April 12, 2007

Watch life form before your eyes

In the early nineties I took a university class in cell biology. We had an inspiring professor named Finn Haugli, and his student labs excelled beyond comparison. The lab I loved the most, was the one about embryology. Using the sea urchin as a model system, we collected eggs and sperm. While looking at it in the microscope, we fertilized the eggs with the sperm and saw the embryo form before our eyes. Remarkable!

Years later I taught the same course at the university myself, and used the same experiment with my students. It requires some labour from the teachers, to purchase the animals and keep them alive, but the experiment itself is simple. I used the procedures described by Leland Stanford Junior University, with some minor modifications. We used the local species of sea urchin; Northern Sea Urchin/Drøbakkråkebollen Strongylocentrotus droebachiensis, and the local sea water temperature. This actually made it easier for us, we could use the fridge as an incubator. The temperature is crucial, if it is to warm, the urchins spawn before you can start the harvest and if it is to cold, the gonads are consumed by the urchin itself. This species naturally spawn in spring. To get the animals you either have to scubadive for them, collect them at low tide or get them from a local sea water aquarium.
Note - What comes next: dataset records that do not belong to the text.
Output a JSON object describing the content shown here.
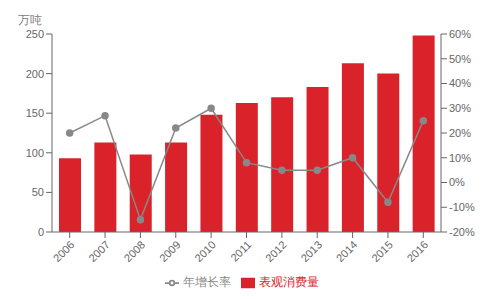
{
  "chart_data": {
    "type": "bar",
    "categories": [
      "2006",
      "2007",
      "2008",
      "2009",
      "2010",
      "2011",
      "2012",
      "2013",
      "2014",
      "2015",
      "2016"
    ],
    "series": [
      {
        "name": "表观消费量",
        "type": "bar",
        "color": "#d9222a",
        "values": [
          93,
          113,
          98,
          113,
          148,
          163,
          170,
          183,
          213,
          200,
          248
        ]
      },
      {
        "name": "年增长率",
        "type": "line",
        "color": "#888888",
        "axis": "y2",
        "marker": "circle",
        "values": [
          0.2,
          0.27,
          -0.15,
          0.22,
          0.3,
          0.08,
          0.05,
          0.05,
          0.1,
          -0.08,
          0.25
        ]
      }
    ],
    "ylabel": "万吨",
    "ylim": [
      0,
      250
    ],
    "yticks": [
      0,
      50,
      100,
      150,
      200,
      250
    ],
    "y2lim": [
      -0.2,
      0.6
    ],
    "y2ticks": [
      {
        "value": -0.2,
        "label": "-20%"
      },
      {
        "value": -0.1,
        "label": "-10%"
      },
      {
        "value": 0.0,
        "label": "0%"
      },
      {
        "value": 0.1,
        "label": "10%"
      },
      {
        "value": 0.2,
        "label": "20%"
      },
      {
        "value": 0.3,
        "label": "30%"
      },
      {
        "value": 0.4,
        "label": "40%"
      },
      {
        "value": 0.5,
        "label": "50%"
      },
      {
        "value": 0.6,
        "label": "60%"
      }
    ],
    "grid": false,
    "legend": "bottom"
  }
}
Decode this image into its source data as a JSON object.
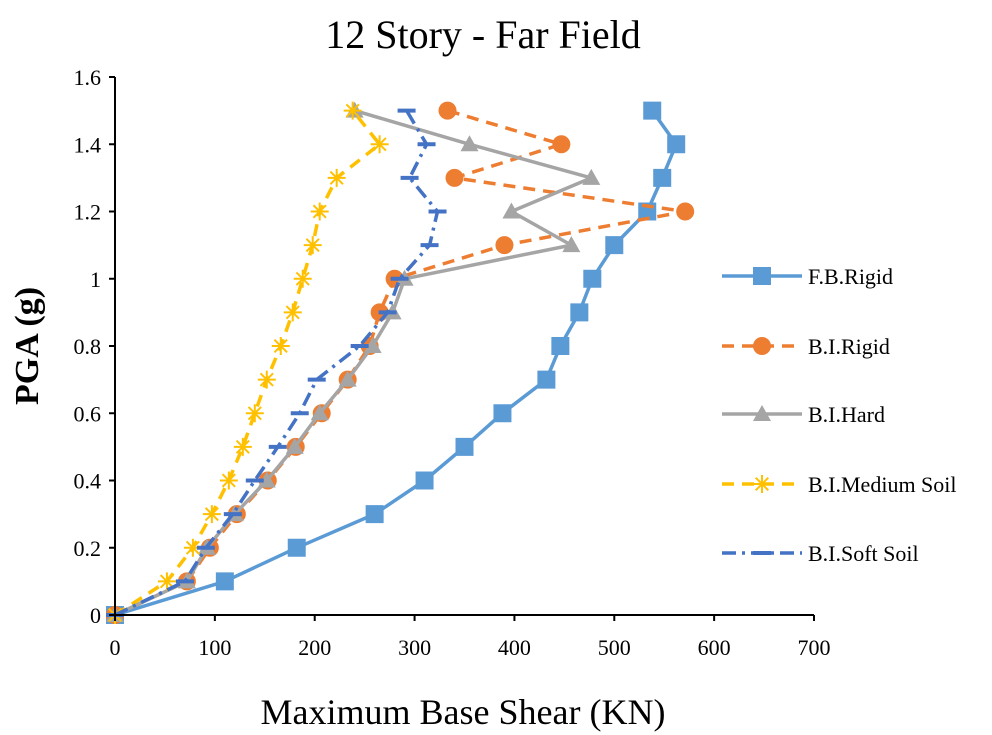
{
  "chart_data": {
    "type": "line",
    "title": "12 Story - Far Field",
    "xlabel": "Maximum Base Shear (KN)",
    "ylabel": "PGA (g)",
    "xlim": [
      0,
      700
    ],
    "ylim": [
      0,
      1.6
    ],
    "x_ticks": [
      "0",
      "100",
      "200",
      "300",
      "400",
      "500",
      "600",
      "700"
    ],
    "y_ticks": [
      "0",
      "0.2",
      "0.4",
      "0.6",
      "0.8",
      "1",
      "1.2",
      "1.4",
      "1.6"
    ],
    "grid": false,
    "legend_position": "right",
    "series": [
      {
        "name": "F.B.Rigid",
        "color": "#5B9BD5",
        "dash": "solid",
        "marker": "square",
        "points": [
          [
            0,
            0
          ],
          [
            110,
            0.1
          ],
          [
            182,
            0.2
          ],
          [
            260,
            0.3
          ],
          [
            310,
            0.4
          ],
          [
            350,
            0.5
          ],
          [
            388,
            0.6
          ],
          [
            432,
            0.7
          ],
          [
            446,
            0.8
          ],
          [
            465,
            0.9
          ],
          [
            478,
            1.0
          ],
          [
            500,
            1.1
          ],
          [
            533,
            1.2
          ],
          [
            548,
            1.3
          ],
          [
            562,
            1.4
          ],
          [
            538,
            1.5
          ]
        ]
      },
      {
        "name": "B.I.Rigid",
        "color": "#ED7D31",
        "dash": "dashed",
        "marker": "circle",
        "points": [
          [
            0,
            0
          ],
          [
            72,
            0.1
          ],
          [
            95,
            0.2
          ],
          [
            122,
            0.3
          ],
          [
            153,
            0.4
          ],
          [
            181,
            0.5
          ],
          [
            207,
            0.6
          ],
          [
            233,
            0.7
          ],
          [
            255,
            0.8
          ],
          [
            265,
            0.9
          ],
          [
            280,
            1.0
          ],
          [
            390,
            1.1
          ],
          [
            571,
            1.2
          ],
          [
            340,
            1.3
          ],
          [
            447,
            1.4
          ],
          [
            333,
            1.5
          ]
        ]
      },
      {
        "name": "B.I.Hard",
        "color": "#A5A5A5",
        "dash": "solid",
        "marker": "triangle",
        "points": [
          [
            0,
            0
          ],
          [
            72,
            0.1
          ],
          [
            92,
            0.2
          ],
          [
            120,
            0.3
          ],
          [
            152,
            0.4
          ],
          [
            180,
            0.5
          ],
          [
            205,
            0.6
          ],
          [
            233,
            0.7
          ],
          [
            258,
            0.8
          ],
          [
            278,
            0.9
          ],
          [
            290,
            1.0
          ],
          [
            457,
            1.1
          ],
          [
            397,
            1.2
          ],
          [
            477,
            1.3
          ],
          [
            355,
            1.4
          ],
          [
            240,
            1.5
          ]
        ]
      },
      {
        "name": "B.I.Medium Soil",
        "color": "#FFC000",
        "dash": "dashed",
        "marker": "asterisk",
        "points": [
          [
            0,
            0
          ],
          [
            52,
            0.1
          ],
          [
            78,
            0.2
          ],
          [
            97,
            0.3
          ],
          [
            114,
            0.4
          ],
          [
            128,
            0.5
          ],
          [
            140,
            0.6
          ],
          [
            152,
            0.7
          ],
          [
            166,
            0.8
          ],
          [
            178,
            0.9
          ],
          [
            188,
            1.0
          ],
          [
            198,
            1.1
          ],
          [
            205,
            1.2
          ],
          [
            222,
            1.3
          ],
          [
            265,
            1.4
          ],
          [
            238,
            1.5
          ]
        ]
      },
      {
        "name": "B.I.Soft Soil",
        "color": "#4472C4",
        "dash": "dashdot",
        "marker": "dash",
        "points": [
          [
            0,
            0
          ],
          [
            70,
            0.1
          ],
          [
            91,
            0.2
          ],
          [
            118,
            0.3
          ],
          [
            140,
            0.4
          ],
          [
            163,
            0.5
          ],
          [
            185,
            0.6
          ],
          [
            202,
            0.7
          ],
          [
            245,
            0.8
          ],
          [
            273,
            0.9
          ],
          [
            285,
            1.0
          ],
          [
            315,
            1.1
          ],
          [
            323,
            1.2
          ],
          [
            295,
            1.3
          ],
          [
            312,
            1.4
          ],
          [
            292,
            1.5
          ]
        ]
      }
    ]
  }
}
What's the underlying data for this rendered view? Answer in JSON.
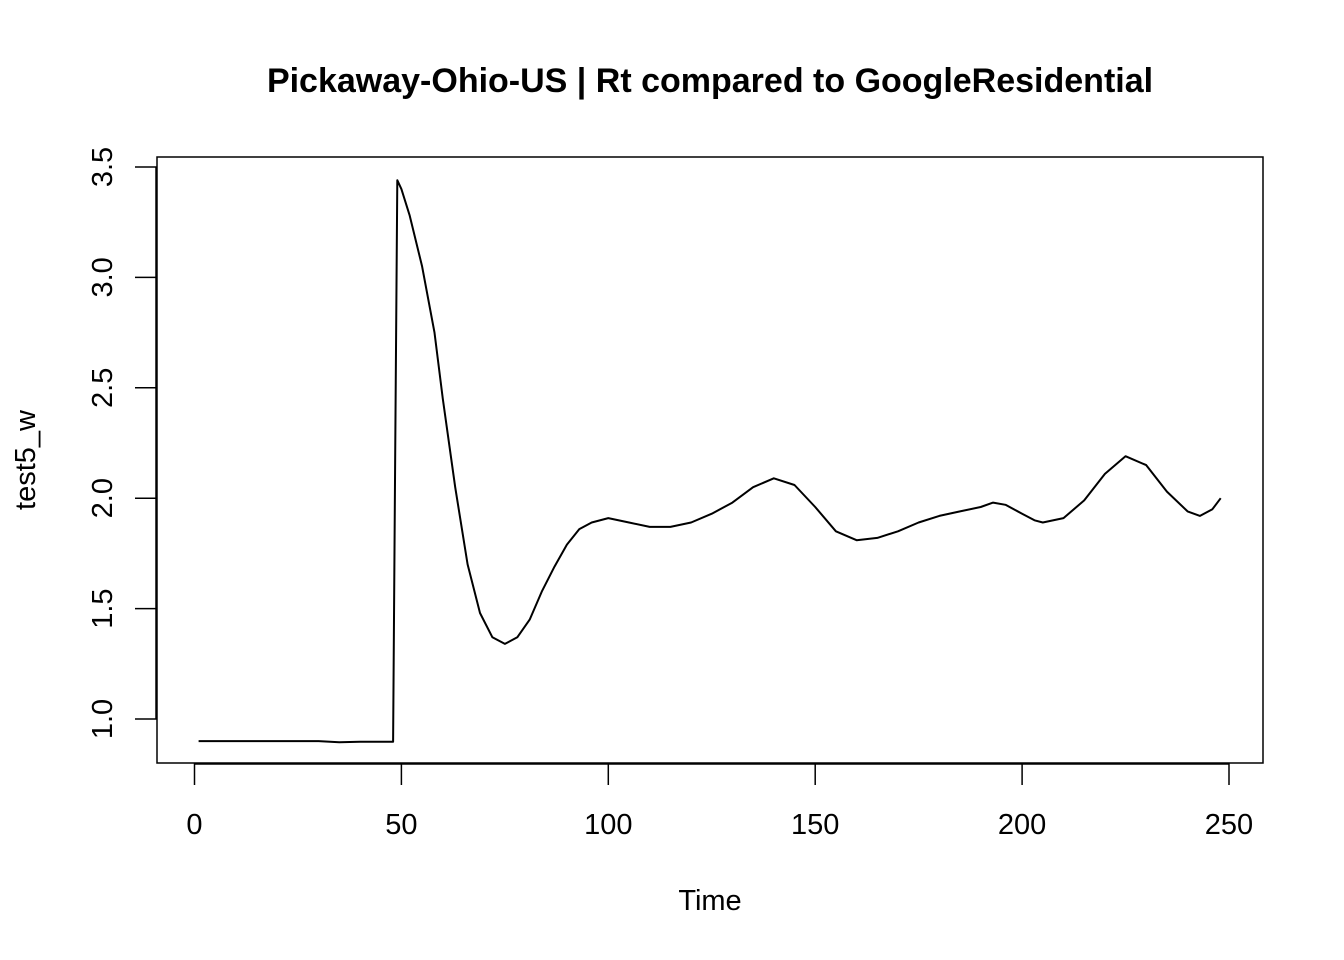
{
  "chart_data": {
    "type": "line",
    "title": "Pickaway-Ohio-US | Rt compared to GoogleResidential",
    "xlabel": "Time",
    "ylabel": "test5_w",
    "xlim": [
      0,
      250
    ],
    "ylim": [
      0.9,
      3.45
    ],
    "x_ticks": [
      0,
      50,
      100,
      150,
      200,
      250
    ],
    "y_ticks": [
      1.0,
      1.5,
      2.0,
      2.5,
      3.0,
      3.5
    ],
    "x_tick_labels": [
      "0",
      "50",
      "100",
      "150",
      "200",
      "250"
    ],
    "y_tick_labels": [
      "1.0",
      "1.5",
      "2.0",
      "2.5",
      "3.0",
      "3.5"
    ],
    "grid": false,
    "legend": "none",
    "line_color": "#000000",
    "series": [
      {
        "x": [
          1,
          10,
          20,
          30,
          35,
          40,
          45,
          48,
          48.5,
          49,
          50,
          52,
          55,
          58,
          60,
          63,
          66,
          69,
          72,
          75,
          78,
          81,
          84,
          87,
          90,
          93,
          96,
          100,
          105,
          110,
          115,
          120,
          125,
          130,
          135,
          140,
          145,
          150,
          155,
          160,
          165,
          170,
          175,
          180,
          185,
          190,
          193,
          196,
          200,
          203,
          205,
          210,
          215,
          220,
          225,
          230,
          235,
          240,
          243,
          246,
          248
        ],
        "y": [
          0.9,
          0.9,
          0.9,
          0.9,
          0.895,
          0.897,
          0.897,
          0.897,
          2.2,
          3.44,
          3.4,
          3.28,
          3.05,
          2.75,
          2.45,
          2.05,
          1.7,
          1.48,
          1.37,
          1.34,
          1.37,
          1.45,
          1.58,
          1.69,
          1.79,
          1.86,
          1.89,
          1.91,
          1.89,
          1.87,
          1.87,
          1.89,
          1.93,
          1.98,
          2.05,
          2.09,
          2.06,
          1.96,
          1.85,
          1.81,
          1.82,
          1.85,
          1.89,
          1.92,
          1.94,
          1.96,
          1.98,
          1.97,
          1.93,
          1.9,
          1.89,
          1.91,
          1.99,
          2.11,
          2.19,
          2.15,
          2.03,
          1.94,
          1.92,
          1.95,
          2.0
        ]
      }
    ]
  }
}
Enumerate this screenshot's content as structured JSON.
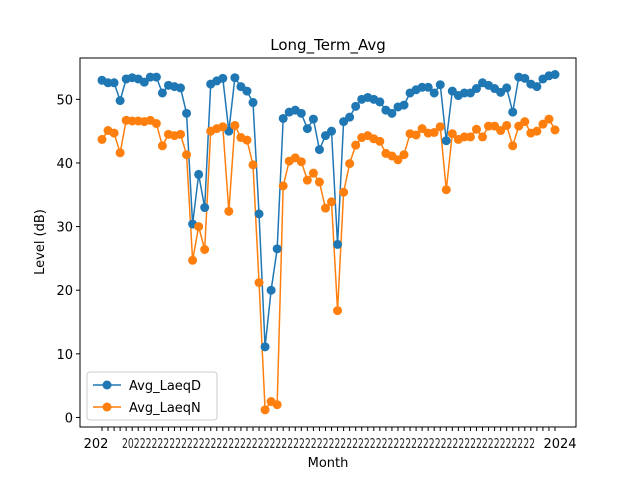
{
  "chart_data": {
    "type": "line",
    "title": "Long_Term_Avg",
    "xlabel": "Month",
    "ylabel": "Level (dB)",
    "ylim": [
      -1.5,
      56.5
    ],
    "yticks": [
      0,
      10,
      20,
      30,
      40,
      50
    ],
    "grid": false,
    "legend_position": "lower-left",
    "x_tick_labels_first": "202",
    "x_tick_labels_last": "2024",
    "series": [
      {
        "name": "Avg_LaeqD",
        "color": "#1f77b4",
        "values": [
          53.0,
          52.6,
          52.6,
          49.8,
          53.2,
          53.4,
          53.2,
          52.7,
          53.5,
          53.5,
          51.0,
          52.2,
          52.0,
          51.8,
          47.8,
          30.4,
          38.2,
          33.0,
          52.4,
          52.9,
          53.3,
          45.0,
          53.4,
          52.0,
          51.3,
          49.5,
          32.0,
          11.1,
          20.0,
          26.5,
          47.0,
          48.0,
          48.3,
          47.8,
          45.4,
          46.9,
          42.1,
          44.3,
          45.0,
          27.2,
          46.5,
          47.2,
          48.9,
          50.0,
          50.3,
          50.0,
          49.6,
          48.3,
          47.8,
          48.8,
          49.1,
          51.0,
          51.5,
          51.9,
          51.9,
          51.0,
          52.3,
          43.5,
          51.3,
          50.6,
          51.0,
          51.0,
          51.7,
          52.6,
          52.2,
          51.7,
          51.1,
          51.8,
          48.0,
          53.5,
          53.3,
          52.4,
          52.0,
          53.2,
          53.7,
          53.9
        ]
      },
      {
        "name": "Avg_LaeqN",
        "color": "#ff7f0e",
        "values": [
          43.7,
          45.1,
          44.7,
          41.6,
          46.7,
          46.6,
          46.6,
          46.5,
          46.7,
          46.2,
          42.7,
          44.5,
          44.3,
          44.5,
          41.3,
          24.7,
          30.0,
          26.4,
          45.0,
          45.4,
          45.7,
          32.4,
          45.9,
          44.0,
          43.6,
          39.7,
          21.2,
          1.2,
          2.5,
          2.0,
          36.4,
          40.3,
          40.8,
          40.2,
          37.3,
          38.4,
          37.0,
          32.9,
          33.9,
          16.8,
          35.4,
          39.9,
          42.8,
          44.0,
          44.3,
          43.8,
          43.4,
          41.5,
          41.1,
          40.5,
          41.3,
          44.6,
          44.4,
          45.4,
          44.7,
          44.8,
          45.7,
          35.8,
          44.6,
          43.7,
          44.1,
          44.1,
          45.3,
          44.1,
          45.8,
          45.8,
          45.1,
          45.9,
          42.7,
          45.8,
          46.5,
          44.7,
          45.0,
          46.1,
          46.9,
          45.2
        ]
      }
    ]
  }
}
When performing the actual fertilization, you need to be patient. The embryo forms quickly, but you have to wait patiently for the cell divisions. The species we used needed 2-3 hours before the one cell became two, and so on. It varied a lot between the individual embryos, but it is worth waiting for, to see a cell split into two and two split into four. There is nothing like it!
Leland Stanford Junior University has an extensive website with all the information you need to try the experiment yourself, called Sea urchin embryology. On their pages they write

Gametes of sea urchins yield exceptional experiences in the classroom; teachers and students alike are riveted by being able to observe fertilization, cell division and embryonic development. The gametes are easy to use, the developmental stages are readily seen with the microscope and the rapidity of fertilization and early cell divisions allows the student to ask questions and obtain answers within the bounds of a normal classroom schedule.

They have also started making an virtual lab site. Although it is not completed yet, there are plenty of high quality activities there. The site is called Virtual urchin website (requires Flash), and is also linked from the mothership.